Modern portfolio theory of Markowitz

"Until Dr. Markowitz came along, the investment world assumed that the best stock-market strategy was simply to choose the shares of a group of companies that were thought to have the best prospects.

But in 1952, he published his dissertation, “Portfolio Selection,” which overturned this common sense approach with what became known as modern portfolio theory, widely referred to as M.P.T.

The heart of his research was grounded in the basic relationship between risk and reward. He showed that the risk in any portfolio is less dependent on the riskiness of its component stocks and other assets than how they relate to one another. It was the first time that the benefits of diversification had been codified and quantified, using advanced mathematics to calculate correlations and variations from the mean.

This breakthrough insight and its corollaries have now permeated all aspects of money management, with few professionals unfamiliar with his work.

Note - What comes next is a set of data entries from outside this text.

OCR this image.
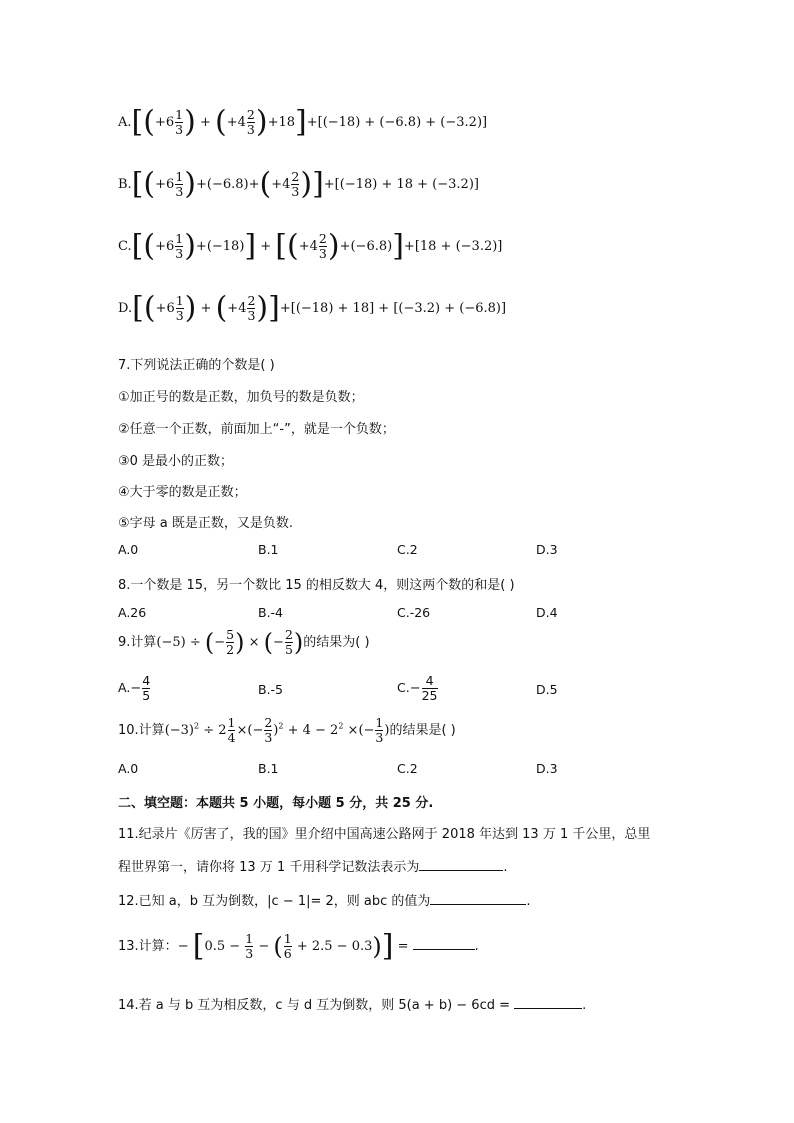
$A.[(+6 \frac{1}{3}$ ) + $(+4 \frac{2}{3} )+18]+[(-18) + (-6.8) + (-3.2)]$
$B.[(+6 \frac{1}{3} )+(-6.8)+(+4 \frac{2}{3} )]+[(-18) + 18 + (-3.2)]$
$C.[(+6 \frac{1}{3} )+(-18)] + [(+4 \frac{2}{3} )+(-6.8)]+[18 + (-3.2)]$
$D.[(+6 \frac{1}{3}$ ) + $(+4 \frac{2}{3} )]+[(-18) + 18] + [(-3.2) + (-6.8)]$
7.下列说法正确的个数是( )
①加正号的数是正数，加负号的数是负数；
②任意一个正数，前面加上“-”，就是一个负数；
③0 是最小的正数；
④大于零的数是正数；
⑤字母 a 既是正数，又是负数.
A.0	B.1	C.2	D.3
8.一个数是 15，另一个数比 15 的相反数大 4，则这两个数的和是( )
A.26	B.-4	C.-26	D.4
9.计算(−5) ÷ (− $\frac{5}{2}$ ) × (− $\frac{2}{5}$ )的结果为( )
$A.- \frac{4}{5}$	B.-5	$C.- \frac{4}{25}$	D.5
10.计算$(-3)^2 \div 2 \frac{1}{4}$ ×(− $\frac{2}{3} )^2 + 4 - 2^2$ ×(− $\frac{1}{3}$ )的结果是( )
A.0	B.1	C.2	D.3
二、填空题：本题共 5 小题，每小题 5 分，共 25 分.
11.纪录片《厉害了，我的国》里介绍中国高速公路网于 2018 年达到 13 万 1 千公里，总里
程世界第一，请你将 13 万 1 千用科学记数法表示为	.
12.已知 a，b 互为倒数，|c − 1|= 2，则 abc 的值为	.
13.计算：− [$0.5 - \frac{1}{3}$ − ( $\frac{1}{6} + 2.5 - 0.3$)] =	.
14.若 a 与 b 互为相反数，c 与 d 互为倒数，则 5(a + b) − 6cd =	.
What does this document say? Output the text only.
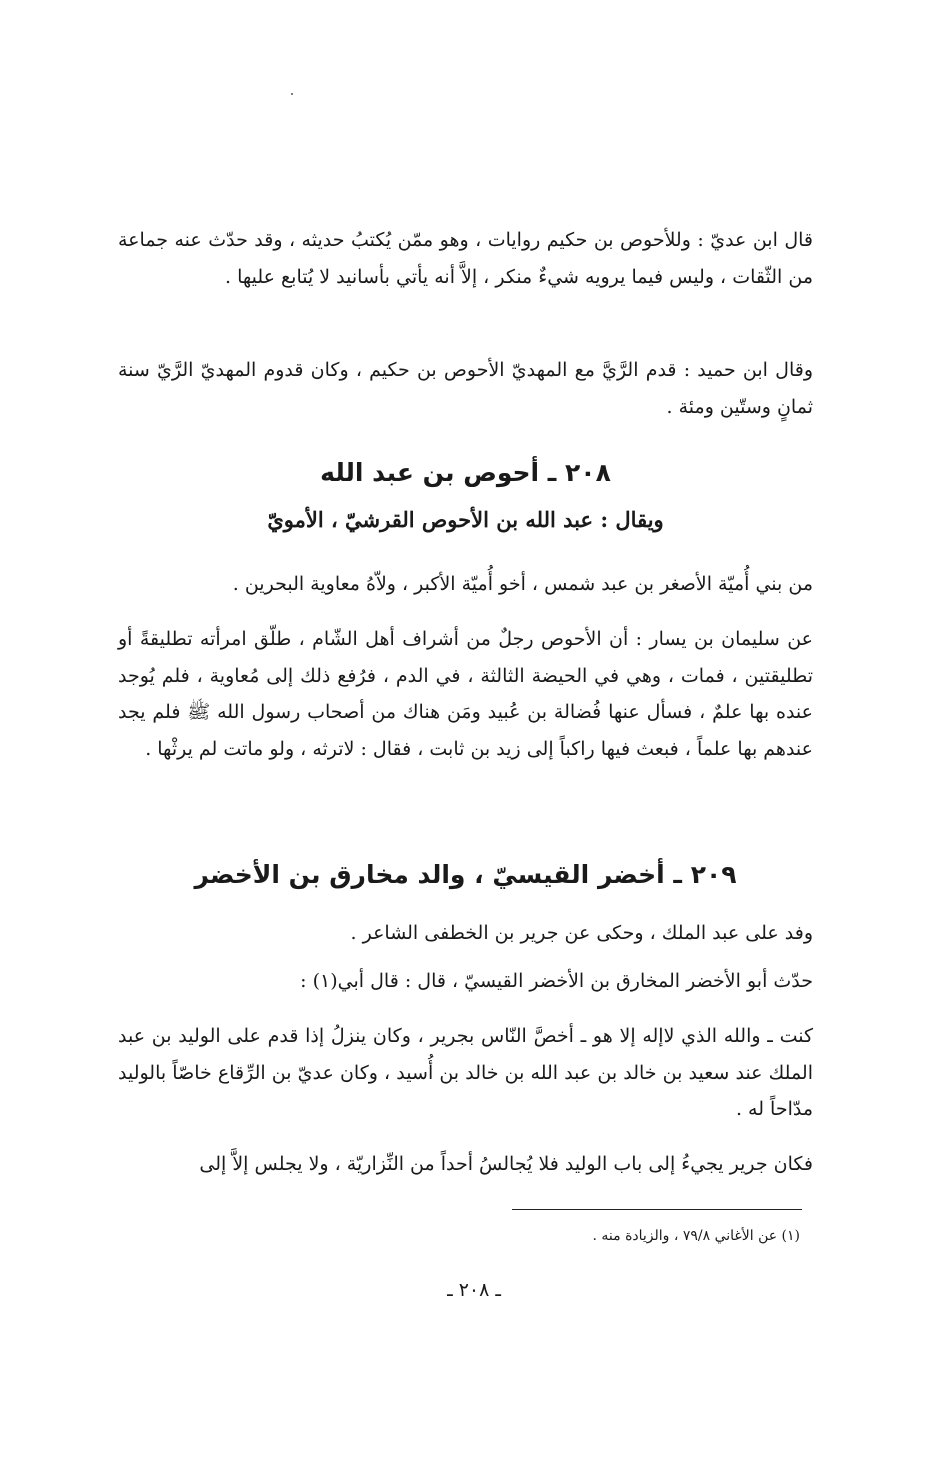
قال ابن عديّ : وللأحوص بن حكيم روايات ، وهو ممّن يُكتبُ حديثه ، وقد حدّث عنه جماعة من الثّقات ، وليس فيما يرويه شيءٌ منكر ، إلاَّ أنه يأتي بأسانيد لا يُتابع عليها .

وقال ابن حميد : قدم الرَّيَّ مع المهديّ الأحوص بن حكيم ، وكان قدوم المهديّ الرَّيّ سنة ثمانٍ وستّين ومئة .

٢٠٨ ـ أحوص بن عبد الله
ويقال : عبد الله بن الأحوص القرشيّ ، الأمويّ

من بني أُميّة الأصغر بن عبد شمس ، أخو أُميّة الأكبر ، ولاّهُ معاوية البحرين .

عن سليمان بن يسار : أن الأحوص رجلٌ من أشراف أهل الشّام ، طلّق امرأته تطليقةً أو تطليقتين ، فمات ، وهي في الحيضة الثالثة ، في الدم ، فرُفع ذلك إلى مُعاوية ، فلم يُوجد عنده بها علمٌ ، فسأل عنها فُضالة بن عُبيد ومَن هناك من أصحاب رسول الله ﷺ فلم يجد عندهم بها علماً ، فبعث فيها راكباً إلى زيد بن ثابت ، فقال : لاترثه ، ولو ماتت لم يرثْها .

٢٠٩ ـ أخضر القيسيّ ، والد مخارق بن الأخضر

وفد على عبد الملك ، وحكى عن جرير بن الخطفى الشاعر .

حدّث أبو الأخضر المخارق بن الأخضر القيسيّ ، قال : قال أبي(١) :

كنت ـ والله الذي لاإله إلا هو ـ أخصَّ النّاس بجرير ، وكان ينزلُ إذا قدم على الوليد بن عبد الملك عند سعيد بن خالد بن عبد الله بن خالد بن أُسيد ، وكان عديّ بن الرِّقاع خاصّاً بالوليد مدّاحاً له .

فكان جرير يجيءُ إلى باب الوليد فلا يُجالسُ أحداً من النِّزاريّة ، ولا يجلس إلاَّ إلى

(١) عن الأغاني ٧٩/٨ ، والزيادة منه .

ـ ٢٠٨ ـ
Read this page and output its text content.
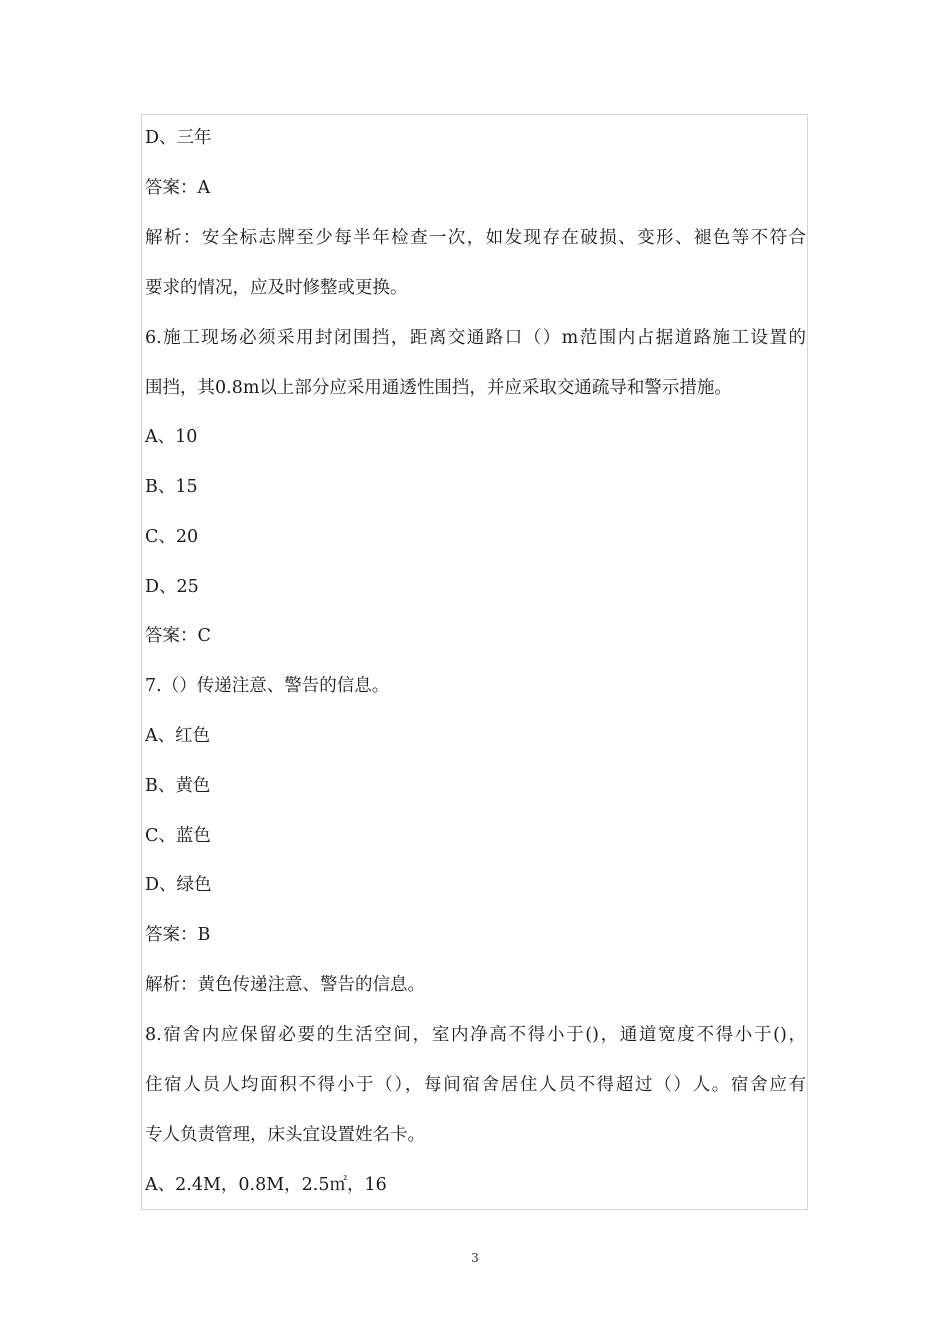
D、三年
答案：A
解析：安全标志牌至少每半年检查一次，如发现存在破损、变形、褪色等不符合
要求的情况，应及时修整或更换。
6.施工现场必须采用封闭围挡，距离交通路口（）m范围内占据道路施工设置的
围挡，其0.8m以上部分应采用通透性围挡，并应采取交通疏导和警示措施。
A、10
B、15
C、20
D、25
答案：C
7.（）传递注意、警告的信息。
A、红色
B、黄色
C、蓝色
D、绿色
答案：B
解析：黄色传递注意、警告的信息。
8.宿舍内应保留必要的生活空间，室内净高不得小于()，通道宽度不得小于()，
住宿人员人均面积不得小于（），每间宿舍居住人员不得超过（）人。宿舍应有
专人负责管理，床头宜设置姓名卡。
A、2.4M，0.8M，2.5㎡，16
3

“Williams proposed that the value of a stock should equal the present value of its future dividends,” Dr. Markowitz wrote in a brief autobiography for the Nobel committee. “Since future dividends are uncertain, I interpreted Williams’s proposal to be to value a stock by its expected future dividends.”

But if investors were interested only in the expected values of securities, he figured, then that implied that the best, or maximized, portfolio would consist of the single most appealing stock.

“This, I knew, was not the way investors did or should act,” he concluded. “Investors diversify because they are concerned with risk as well as return.”

He set out to measure the relationships among a diverse assortment of stocks to construct the most efficient portfolio, and to chart what he called a “frontier,” where no additional return can be obtained without also increasing risk."